Nach dem Frühstück packen wir unsere Koffer und deponieren sie an der Hotel-Rezeption. Unser Zug geht erst in den Abendstunden, und wir haben noch einiges auf dem Programm für heute. Mit dem 100er-Bus fahren wir bis zum Alexanderplatz. Wir machen aber einen Zwischenstopp beim Schloss Bellevue. Schon ziemlich oft sind wir hier vorbeigefahren, haben das Schloss und die Siegessäule vom Busfenster aus gesehen. Nun soll es doch auch noch ein ordentliches Foto von diesen beiden Motiven geben.

Das blendend weiße Schloss Bellevue wurde Ende des 18. Jahrhunderts für den jüngeren Bruder Friedrichs des Großen, Ferdinand von Preußen errichtet, der Architekt war Philipp Daniel Boumann. Das heutige Gebäude ist eine Rekonstruktion, nur der Ballsaal stammt aus dem ursprünglichen Bau. In diesem Schloss residiert der deutsche Bundespräsident.

Die Siegessäule, eines der Berliner Wahrzeichen, steht unweit davon auf dem Großen Stern, das ist ein riesiger Platz im Zentrum des Tiergartens. Man kann von unserer Position vor dem Schloss Bellevue auf sie hinüberschauen. Die Säule wird gerade renoviert und soll im Mai 2011 ganz fertig sein. Der obere Teil ist es schon, und die Goldelse, wie sie im Volksmund genannt wird, strahlt ganz frisch angepinselt herüber. Da die Säule im unteren Teil noch eingerüstet ist, macht es keinen Sinn näher hinzugehen. Wir können es also einsparen.

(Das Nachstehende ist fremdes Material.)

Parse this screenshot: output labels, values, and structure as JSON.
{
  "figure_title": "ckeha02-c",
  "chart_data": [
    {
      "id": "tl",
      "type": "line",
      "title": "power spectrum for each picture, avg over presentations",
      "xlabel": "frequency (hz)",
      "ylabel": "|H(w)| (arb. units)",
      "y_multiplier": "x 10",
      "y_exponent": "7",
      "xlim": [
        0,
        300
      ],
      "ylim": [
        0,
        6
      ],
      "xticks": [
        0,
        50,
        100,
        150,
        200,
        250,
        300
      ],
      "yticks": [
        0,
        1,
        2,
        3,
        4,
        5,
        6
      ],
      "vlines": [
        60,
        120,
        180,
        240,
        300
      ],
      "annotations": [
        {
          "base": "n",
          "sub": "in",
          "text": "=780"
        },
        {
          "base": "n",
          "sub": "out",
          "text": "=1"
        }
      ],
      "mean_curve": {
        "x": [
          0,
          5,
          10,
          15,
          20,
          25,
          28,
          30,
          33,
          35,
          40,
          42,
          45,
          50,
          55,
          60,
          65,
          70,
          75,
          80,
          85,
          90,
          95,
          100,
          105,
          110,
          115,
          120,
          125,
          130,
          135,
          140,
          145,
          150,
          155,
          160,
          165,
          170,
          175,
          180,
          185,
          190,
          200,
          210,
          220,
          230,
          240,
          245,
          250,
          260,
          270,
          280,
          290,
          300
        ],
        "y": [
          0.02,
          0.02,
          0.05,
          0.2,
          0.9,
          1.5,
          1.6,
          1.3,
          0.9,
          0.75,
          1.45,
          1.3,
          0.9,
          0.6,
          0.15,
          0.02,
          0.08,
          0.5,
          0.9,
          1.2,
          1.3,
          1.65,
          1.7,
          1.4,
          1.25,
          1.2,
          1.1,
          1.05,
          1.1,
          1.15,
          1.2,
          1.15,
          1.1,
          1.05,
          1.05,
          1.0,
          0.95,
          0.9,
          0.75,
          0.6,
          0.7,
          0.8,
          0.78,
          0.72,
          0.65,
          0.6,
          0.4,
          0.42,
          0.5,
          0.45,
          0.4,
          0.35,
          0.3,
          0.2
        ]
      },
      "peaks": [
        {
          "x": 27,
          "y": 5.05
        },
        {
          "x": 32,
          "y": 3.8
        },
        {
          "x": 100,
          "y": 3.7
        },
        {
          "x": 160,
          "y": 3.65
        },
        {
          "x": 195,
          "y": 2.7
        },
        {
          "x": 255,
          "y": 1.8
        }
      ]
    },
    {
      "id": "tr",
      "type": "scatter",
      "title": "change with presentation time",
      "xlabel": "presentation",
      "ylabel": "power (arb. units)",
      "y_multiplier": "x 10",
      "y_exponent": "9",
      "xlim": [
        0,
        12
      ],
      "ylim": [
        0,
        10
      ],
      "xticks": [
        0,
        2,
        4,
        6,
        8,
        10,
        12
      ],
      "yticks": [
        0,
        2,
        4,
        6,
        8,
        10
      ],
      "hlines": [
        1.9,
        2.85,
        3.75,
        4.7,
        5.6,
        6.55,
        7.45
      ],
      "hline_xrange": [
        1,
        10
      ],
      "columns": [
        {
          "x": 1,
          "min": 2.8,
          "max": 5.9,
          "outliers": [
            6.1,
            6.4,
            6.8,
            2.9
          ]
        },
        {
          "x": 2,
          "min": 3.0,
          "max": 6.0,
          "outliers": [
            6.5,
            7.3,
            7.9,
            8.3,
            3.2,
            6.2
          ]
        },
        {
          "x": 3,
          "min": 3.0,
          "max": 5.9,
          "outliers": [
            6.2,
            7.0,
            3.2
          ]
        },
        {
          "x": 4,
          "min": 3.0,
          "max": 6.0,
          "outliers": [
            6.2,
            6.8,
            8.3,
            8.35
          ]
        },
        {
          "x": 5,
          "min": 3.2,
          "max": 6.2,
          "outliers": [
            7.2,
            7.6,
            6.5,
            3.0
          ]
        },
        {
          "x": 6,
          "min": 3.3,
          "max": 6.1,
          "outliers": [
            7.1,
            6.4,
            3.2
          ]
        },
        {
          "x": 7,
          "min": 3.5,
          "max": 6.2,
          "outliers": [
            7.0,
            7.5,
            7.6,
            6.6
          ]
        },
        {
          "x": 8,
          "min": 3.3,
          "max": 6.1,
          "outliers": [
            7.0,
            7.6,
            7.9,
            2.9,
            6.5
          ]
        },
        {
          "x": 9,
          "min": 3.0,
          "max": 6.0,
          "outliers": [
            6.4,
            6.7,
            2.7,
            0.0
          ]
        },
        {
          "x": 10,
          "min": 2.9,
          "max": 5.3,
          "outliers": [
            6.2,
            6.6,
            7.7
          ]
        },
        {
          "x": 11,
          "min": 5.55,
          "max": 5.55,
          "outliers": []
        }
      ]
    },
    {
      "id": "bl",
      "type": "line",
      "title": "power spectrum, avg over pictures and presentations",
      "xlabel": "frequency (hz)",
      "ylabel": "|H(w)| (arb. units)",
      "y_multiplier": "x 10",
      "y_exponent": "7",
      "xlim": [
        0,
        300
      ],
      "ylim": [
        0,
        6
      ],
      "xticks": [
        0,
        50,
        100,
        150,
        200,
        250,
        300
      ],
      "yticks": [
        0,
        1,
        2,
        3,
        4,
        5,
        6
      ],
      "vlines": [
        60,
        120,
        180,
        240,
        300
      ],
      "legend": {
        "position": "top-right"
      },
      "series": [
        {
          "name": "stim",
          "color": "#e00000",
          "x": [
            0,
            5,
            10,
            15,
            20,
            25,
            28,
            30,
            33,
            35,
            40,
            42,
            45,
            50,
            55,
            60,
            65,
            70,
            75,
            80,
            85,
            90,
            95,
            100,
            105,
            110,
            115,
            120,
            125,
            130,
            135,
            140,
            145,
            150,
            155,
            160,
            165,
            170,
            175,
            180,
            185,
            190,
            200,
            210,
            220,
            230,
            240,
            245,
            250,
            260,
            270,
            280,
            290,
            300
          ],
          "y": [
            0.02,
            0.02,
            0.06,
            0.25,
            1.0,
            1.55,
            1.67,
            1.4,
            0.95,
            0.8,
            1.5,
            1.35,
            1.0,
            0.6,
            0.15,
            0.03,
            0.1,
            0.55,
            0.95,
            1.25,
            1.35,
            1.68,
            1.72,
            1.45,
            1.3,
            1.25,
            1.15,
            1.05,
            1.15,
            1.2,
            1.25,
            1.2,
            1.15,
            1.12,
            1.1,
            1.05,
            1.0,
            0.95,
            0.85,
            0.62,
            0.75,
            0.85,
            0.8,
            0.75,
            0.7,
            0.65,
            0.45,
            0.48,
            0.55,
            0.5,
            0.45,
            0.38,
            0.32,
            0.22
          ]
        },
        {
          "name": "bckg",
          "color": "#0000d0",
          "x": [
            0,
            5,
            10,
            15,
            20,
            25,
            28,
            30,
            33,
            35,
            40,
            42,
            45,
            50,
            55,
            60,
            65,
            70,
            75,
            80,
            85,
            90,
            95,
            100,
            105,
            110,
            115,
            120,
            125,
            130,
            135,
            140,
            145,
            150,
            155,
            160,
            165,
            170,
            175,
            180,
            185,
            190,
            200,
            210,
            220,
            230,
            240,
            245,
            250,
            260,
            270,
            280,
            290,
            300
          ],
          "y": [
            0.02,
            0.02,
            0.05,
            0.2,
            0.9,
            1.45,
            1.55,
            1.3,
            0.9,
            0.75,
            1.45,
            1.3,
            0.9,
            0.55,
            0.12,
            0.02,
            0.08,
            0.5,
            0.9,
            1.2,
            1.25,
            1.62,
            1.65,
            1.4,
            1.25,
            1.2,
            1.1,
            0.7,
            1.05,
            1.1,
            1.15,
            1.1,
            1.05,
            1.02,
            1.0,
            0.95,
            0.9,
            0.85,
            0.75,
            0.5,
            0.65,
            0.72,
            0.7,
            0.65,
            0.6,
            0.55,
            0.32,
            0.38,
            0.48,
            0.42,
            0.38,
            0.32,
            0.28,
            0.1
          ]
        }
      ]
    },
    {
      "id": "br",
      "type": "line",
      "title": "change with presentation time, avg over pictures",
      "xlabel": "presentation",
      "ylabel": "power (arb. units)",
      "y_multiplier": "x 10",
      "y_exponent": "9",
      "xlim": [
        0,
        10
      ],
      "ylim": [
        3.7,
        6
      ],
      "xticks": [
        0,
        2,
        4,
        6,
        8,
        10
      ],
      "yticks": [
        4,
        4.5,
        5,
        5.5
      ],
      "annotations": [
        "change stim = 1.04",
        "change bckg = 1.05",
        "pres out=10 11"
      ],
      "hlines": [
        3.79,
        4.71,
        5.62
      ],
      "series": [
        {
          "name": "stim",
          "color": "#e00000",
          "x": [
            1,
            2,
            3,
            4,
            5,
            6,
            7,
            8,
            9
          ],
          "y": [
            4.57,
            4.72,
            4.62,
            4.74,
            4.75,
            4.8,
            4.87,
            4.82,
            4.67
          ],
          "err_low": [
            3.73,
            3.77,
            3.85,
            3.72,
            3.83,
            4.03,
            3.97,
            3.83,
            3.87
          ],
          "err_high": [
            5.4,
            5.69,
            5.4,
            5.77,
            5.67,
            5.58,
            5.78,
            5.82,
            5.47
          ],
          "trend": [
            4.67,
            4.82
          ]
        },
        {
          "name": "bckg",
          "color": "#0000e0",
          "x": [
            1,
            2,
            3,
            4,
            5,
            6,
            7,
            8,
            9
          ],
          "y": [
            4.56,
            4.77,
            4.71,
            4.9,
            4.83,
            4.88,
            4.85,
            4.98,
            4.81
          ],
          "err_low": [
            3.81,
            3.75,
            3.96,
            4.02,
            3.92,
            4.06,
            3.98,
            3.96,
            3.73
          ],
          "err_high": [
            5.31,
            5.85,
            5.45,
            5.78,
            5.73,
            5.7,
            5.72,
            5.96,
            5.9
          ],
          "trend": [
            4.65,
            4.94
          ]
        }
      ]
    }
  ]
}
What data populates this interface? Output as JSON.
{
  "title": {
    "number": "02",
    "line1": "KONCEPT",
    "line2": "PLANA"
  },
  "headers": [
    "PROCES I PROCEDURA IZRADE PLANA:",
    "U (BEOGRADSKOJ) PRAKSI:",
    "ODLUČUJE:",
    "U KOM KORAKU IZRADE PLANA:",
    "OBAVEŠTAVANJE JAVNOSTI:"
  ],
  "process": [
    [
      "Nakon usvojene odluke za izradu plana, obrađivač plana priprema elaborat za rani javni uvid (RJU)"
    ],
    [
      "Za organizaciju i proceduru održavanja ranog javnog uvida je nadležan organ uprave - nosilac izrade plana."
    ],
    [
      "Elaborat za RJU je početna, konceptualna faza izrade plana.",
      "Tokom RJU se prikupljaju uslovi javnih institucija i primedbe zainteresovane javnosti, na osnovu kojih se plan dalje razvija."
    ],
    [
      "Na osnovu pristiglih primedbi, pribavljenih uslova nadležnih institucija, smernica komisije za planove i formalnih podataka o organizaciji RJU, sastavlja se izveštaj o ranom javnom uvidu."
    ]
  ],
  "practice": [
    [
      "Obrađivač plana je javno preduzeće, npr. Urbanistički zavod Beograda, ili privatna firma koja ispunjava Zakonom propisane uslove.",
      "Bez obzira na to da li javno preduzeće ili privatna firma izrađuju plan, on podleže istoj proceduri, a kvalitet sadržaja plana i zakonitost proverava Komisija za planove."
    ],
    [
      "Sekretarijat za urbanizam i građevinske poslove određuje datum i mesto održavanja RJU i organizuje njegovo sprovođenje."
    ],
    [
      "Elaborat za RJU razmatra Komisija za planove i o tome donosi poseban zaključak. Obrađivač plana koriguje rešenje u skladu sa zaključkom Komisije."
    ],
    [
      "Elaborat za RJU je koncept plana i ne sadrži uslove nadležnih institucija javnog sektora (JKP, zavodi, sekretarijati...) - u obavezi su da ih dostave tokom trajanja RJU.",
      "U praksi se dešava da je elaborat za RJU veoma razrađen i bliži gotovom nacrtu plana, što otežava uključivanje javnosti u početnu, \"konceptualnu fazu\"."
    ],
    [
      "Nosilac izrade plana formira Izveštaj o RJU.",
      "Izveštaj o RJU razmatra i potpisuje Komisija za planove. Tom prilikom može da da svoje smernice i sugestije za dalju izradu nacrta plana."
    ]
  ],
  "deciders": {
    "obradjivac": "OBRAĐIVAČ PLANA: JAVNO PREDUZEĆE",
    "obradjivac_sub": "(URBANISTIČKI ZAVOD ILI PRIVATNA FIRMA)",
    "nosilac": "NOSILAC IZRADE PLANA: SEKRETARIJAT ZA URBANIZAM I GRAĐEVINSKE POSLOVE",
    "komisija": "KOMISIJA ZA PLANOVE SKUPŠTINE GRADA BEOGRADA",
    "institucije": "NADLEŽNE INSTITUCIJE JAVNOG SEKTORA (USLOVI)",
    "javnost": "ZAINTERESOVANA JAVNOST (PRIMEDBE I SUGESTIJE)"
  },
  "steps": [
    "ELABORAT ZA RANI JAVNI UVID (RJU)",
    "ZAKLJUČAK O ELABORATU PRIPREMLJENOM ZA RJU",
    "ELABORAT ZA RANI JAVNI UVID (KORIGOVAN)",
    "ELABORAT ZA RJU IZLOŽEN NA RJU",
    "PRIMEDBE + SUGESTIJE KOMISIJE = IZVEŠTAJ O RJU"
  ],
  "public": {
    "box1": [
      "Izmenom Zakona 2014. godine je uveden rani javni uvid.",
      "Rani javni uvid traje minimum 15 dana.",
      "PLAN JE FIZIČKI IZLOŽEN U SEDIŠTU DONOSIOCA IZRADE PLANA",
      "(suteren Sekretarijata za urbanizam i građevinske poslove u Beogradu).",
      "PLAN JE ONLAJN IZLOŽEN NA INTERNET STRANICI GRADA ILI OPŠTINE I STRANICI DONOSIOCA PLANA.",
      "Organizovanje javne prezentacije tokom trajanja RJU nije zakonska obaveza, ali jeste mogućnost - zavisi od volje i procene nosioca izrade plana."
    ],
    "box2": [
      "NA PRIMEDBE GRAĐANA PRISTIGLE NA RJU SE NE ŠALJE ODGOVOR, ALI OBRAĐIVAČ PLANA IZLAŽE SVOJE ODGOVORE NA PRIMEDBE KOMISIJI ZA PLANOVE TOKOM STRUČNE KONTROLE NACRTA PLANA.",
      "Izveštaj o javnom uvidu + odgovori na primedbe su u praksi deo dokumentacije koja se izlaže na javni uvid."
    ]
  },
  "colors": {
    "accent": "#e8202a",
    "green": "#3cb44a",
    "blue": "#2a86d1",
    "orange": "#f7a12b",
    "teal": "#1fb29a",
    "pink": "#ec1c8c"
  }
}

Ursprünglich stand die Siegessäule vor dem Reichstag, und zwar wurde sie 1873 nach den preußischen Feldzügen gegen Dänemark, Österreich und Frankreich aufgestellt. 1939 wurde sie auf den Großen Stern verlegt. Sie ist 69 Meter hoch, und die Figur stellt die Siegesgöttin Victoria dar. Diese anscheinend für ihre damalige Befestigung übergewichtige Dame wurde 1985 gerade noch vor dem Absturz gerettet.

Also wieder rein in den Bus, Fahrt bis zum Alex und dann Umstieg in die U2, die uns bis zum Senefelder Platz bringt. Wir sind sodann im Stadtteil Prenzlauer Berg. Zunächst einmal gehen wir bis zum Jüdischen Friedhof. Der hat aber am Samstag nicht geöffnet, das hätten wir vorher checken müssen. Zu spät! Ich muss mich mit einem seitlich durch eine Ausnehmung in der Mauer geschossenen, obendrein zu kontrastreichen Foto begnügen.

Wir gehen weiter zum Kollwitz-Platz. Käthe Kollwitz hat hier in dieser Gegend lange Jahre gewohnt. In der Platzmitte sind zu ihrem Gedenken zwei Plastiken aufgestellt, die eine ist eine Replik eines ihrer Werke "Mutter mit zwei Kindern", die andere ein von Gustav Seitz nach einem Selbstbildnis der Künstlerin angefertigte Skulptur. Am Samstag findet hier der Wochenmarkt statt, der auch eine beliebte Touristenattraktion geworden ist. Markttreiben ist immer was Schönes. Ich wollte zwar nicht, dass wir deswegen auf die Besichtigung der Skulpturen vergessen, aber es ist trotzdem passiert.

Der 30 Meter hohe Wasserturm ist das Wahrzeichen des Prenzlauer Berges. Einst befand sich darin ein Wasserbehälter über einigen Geschoßen mit Wohnungen für die Familien der Wasserwerker. 1933-34 wurde der Wasserturm und das nicht mehr vorhandene Maschinenhaus von der SA als Gefängnis und später als Heim genutzt. Heute ist der Turm wieder bewohnt und die im Grundriss eigenartigen Wohnungen sollen auch sehr begehrt sein, was ich mir beim Anblick meines Fotos eigentlich nicht recht vorstellen kann, das mag aber vielleicht auch an der schlechten Qualität des Fotos liegen, es sieht so düster aus.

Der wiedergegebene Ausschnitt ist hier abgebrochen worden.